The Board of Directors of footwear manufacturing powerhouse Yue Yuen Industrial (Holdings) Limited informed investors and potential investors that based on a preliminary review of the Group’s unaudited consolidated financial statements for the three months ended March 31, 2023, it expects to record a decrease of 40 percent to 45 percent in profit attributable to the owners of the company as compared to a profit of $88.6 million for the corresponding three-month period in 2022. The decrease in profit was said to be mainly attributable to:

  1. The decline in manufacturing business revenue generated from manufacturing business decreased by approximately 18 percent as compared with the corresponding period of last year, led by softer global demand for footwear amid relatively high inventory levels across the industry; and
  2. Operating deleverage within the manufacturing business: a weak order book that impacted the capacity utilization rate and operating efficiency of the company’s manufacturing business, resulting in operating deleverage affecting its profitability.

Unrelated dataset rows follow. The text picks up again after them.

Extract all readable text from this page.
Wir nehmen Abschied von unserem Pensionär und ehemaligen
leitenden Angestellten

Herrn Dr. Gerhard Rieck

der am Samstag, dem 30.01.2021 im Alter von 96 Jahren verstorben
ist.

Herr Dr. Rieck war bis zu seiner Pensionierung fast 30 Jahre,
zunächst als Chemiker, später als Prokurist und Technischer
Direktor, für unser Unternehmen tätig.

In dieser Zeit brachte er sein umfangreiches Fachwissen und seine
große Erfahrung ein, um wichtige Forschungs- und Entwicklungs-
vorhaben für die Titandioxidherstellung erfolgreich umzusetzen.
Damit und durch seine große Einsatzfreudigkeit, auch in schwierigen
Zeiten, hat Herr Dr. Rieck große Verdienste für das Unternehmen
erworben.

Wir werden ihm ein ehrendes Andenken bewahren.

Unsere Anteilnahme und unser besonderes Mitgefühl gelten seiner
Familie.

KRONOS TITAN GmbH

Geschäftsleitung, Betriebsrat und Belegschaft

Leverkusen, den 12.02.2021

Yuen Yuen said current macroeconomic headwinds and high inventory levels across the industry would continue to weigh on order visibility and global demand for footwear in the near term. The Group said it would continue proactively monitor the situation and dynamically allocate its manufacturing capacity to balance demand, its order pipeline and labor supply. The Group said it would also focus on cost control and cash flow management to ensure the health of its liquidity and financial position.

The company reported in April that net consolidated accumulative operating revenue for the three months ended March 31 was $2.11 billion, a 12.0 percent decline versus the year-ago year-to-date period. Manufacturing revenue was down 18.1 percent, and Pou Sheng’s retail business was up 6.5 percent in RMB. Manufacturing business revenues fell more than 21 percent in March, while its retail business surged nearly 30 percent for the month.